By the early 1980s, he was living and working full-time in New York. He maintains a clear musical influence in the use of rhythm and repetition in his work, producing pieces characterized by complex series of lines and forms with a clear and methodical underlying structure, created from algorithms that describe a defined system. These algorithms are then executed using pseudo-random numbers as the values of structural parameters. Mohr has explored the multidimensional cube as a source of visual complexity in many of his works, utilizing fractured projections of n-dimensional hypercubes. His practice has been compared to Josef Albers in its’ systematic explorations of shape, as opposed to Albers’ visual research on color.

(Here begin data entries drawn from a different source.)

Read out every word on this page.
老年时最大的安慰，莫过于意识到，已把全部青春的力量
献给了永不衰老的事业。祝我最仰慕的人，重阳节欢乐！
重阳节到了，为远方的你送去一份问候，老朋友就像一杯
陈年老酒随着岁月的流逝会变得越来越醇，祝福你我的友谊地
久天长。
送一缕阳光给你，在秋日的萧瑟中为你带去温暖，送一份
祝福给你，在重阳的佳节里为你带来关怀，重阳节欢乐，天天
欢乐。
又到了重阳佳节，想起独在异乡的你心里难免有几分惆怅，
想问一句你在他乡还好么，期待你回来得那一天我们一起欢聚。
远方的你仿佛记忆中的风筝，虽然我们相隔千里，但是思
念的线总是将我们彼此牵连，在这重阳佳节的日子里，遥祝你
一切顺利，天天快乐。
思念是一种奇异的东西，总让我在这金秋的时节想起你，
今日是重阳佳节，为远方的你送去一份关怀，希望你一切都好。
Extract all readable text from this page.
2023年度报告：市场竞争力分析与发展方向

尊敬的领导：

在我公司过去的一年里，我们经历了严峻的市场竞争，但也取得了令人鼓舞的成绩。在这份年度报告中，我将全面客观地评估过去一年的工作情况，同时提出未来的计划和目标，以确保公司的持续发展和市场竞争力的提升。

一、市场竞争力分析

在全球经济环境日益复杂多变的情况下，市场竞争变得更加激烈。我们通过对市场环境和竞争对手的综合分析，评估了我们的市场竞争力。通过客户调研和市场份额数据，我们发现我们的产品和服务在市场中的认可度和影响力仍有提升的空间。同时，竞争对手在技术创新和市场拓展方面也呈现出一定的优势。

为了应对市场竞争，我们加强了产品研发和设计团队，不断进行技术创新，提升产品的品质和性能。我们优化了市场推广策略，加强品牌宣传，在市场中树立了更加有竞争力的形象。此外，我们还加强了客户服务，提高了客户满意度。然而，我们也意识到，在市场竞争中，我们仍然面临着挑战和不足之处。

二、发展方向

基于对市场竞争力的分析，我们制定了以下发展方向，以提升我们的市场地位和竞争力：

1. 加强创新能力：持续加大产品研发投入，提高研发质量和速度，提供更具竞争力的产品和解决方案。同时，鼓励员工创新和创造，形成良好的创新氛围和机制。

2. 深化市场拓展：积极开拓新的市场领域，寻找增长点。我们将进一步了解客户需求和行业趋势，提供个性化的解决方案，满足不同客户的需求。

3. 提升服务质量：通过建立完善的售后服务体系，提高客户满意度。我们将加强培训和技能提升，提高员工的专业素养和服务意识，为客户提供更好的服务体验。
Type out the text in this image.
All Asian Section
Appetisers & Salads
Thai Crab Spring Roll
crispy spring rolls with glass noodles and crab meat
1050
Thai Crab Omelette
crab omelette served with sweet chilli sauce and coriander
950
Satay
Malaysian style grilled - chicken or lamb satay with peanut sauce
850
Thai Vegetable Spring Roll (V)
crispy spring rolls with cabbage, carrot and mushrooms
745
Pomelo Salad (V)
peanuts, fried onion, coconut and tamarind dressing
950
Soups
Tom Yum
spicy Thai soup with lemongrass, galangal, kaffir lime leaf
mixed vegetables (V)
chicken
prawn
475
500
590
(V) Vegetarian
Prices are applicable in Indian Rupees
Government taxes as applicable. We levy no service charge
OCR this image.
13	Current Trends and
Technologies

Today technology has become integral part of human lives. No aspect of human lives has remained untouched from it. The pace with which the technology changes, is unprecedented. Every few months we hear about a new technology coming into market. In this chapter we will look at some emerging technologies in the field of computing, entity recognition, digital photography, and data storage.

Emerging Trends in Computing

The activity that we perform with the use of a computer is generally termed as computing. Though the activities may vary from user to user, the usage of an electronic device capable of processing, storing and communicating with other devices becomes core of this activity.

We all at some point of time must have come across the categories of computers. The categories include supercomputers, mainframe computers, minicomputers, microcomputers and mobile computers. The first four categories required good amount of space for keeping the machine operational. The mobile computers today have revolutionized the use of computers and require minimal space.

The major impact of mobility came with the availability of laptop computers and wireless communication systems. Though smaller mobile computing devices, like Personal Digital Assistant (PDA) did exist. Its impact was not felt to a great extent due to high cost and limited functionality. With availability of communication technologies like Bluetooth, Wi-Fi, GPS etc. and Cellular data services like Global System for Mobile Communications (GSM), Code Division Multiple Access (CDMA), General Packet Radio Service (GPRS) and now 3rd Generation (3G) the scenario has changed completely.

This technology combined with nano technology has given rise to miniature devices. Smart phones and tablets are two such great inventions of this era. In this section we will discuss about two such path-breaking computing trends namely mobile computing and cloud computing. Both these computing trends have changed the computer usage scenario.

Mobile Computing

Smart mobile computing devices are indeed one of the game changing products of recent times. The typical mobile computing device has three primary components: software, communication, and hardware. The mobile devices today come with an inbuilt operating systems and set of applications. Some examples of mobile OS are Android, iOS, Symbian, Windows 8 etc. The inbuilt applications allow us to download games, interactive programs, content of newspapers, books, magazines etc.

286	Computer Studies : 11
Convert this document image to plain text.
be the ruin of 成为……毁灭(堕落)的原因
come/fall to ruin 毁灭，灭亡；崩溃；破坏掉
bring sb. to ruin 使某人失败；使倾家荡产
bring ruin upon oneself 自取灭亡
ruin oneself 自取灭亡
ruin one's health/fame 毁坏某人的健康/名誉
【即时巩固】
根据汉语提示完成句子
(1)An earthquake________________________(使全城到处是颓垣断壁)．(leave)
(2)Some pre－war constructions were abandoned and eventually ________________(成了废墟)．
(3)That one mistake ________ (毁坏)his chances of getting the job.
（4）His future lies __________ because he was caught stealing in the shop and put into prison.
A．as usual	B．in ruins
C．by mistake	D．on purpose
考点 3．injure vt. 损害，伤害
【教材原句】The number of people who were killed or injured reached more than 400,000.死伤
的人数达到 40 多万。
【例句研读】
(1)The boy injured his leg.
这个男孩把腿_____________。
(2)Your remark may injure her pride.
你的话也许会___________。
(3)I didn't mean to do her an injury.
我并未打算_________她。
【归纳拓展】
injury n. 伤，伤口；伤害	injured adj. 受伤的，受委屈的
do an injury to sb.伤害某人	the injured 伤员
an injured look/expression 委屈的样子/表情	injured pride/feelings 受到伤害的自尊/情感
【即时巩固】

Mohr’s work was some of the first computer art to be collected by museums and is now held internationally in collections like those of the Centre Pompidou, Paris; Victoria and Albert Museum, London; Stedelijk Museum, Amsterdam; and others from Tel Aviv to Berlin and across the U.S. He has also had many one-person shows and retrospectives dedicated to his work in museums and galleries internationally, as well as innumerable group shows everywhere from MoMA, New York, to MoCa, Los Angeles and Museo Nacional Reina Sofia, Madrid. He received the ACM SIGGRAPH Distinguished Artist Award for Lifetime Achievement in Digital Art in 2013, and has been granted other artistic awards and fellowships in the U.S. and Germany. Recently, he has continued to develop programs and algorithms that revisit his older code in a new way.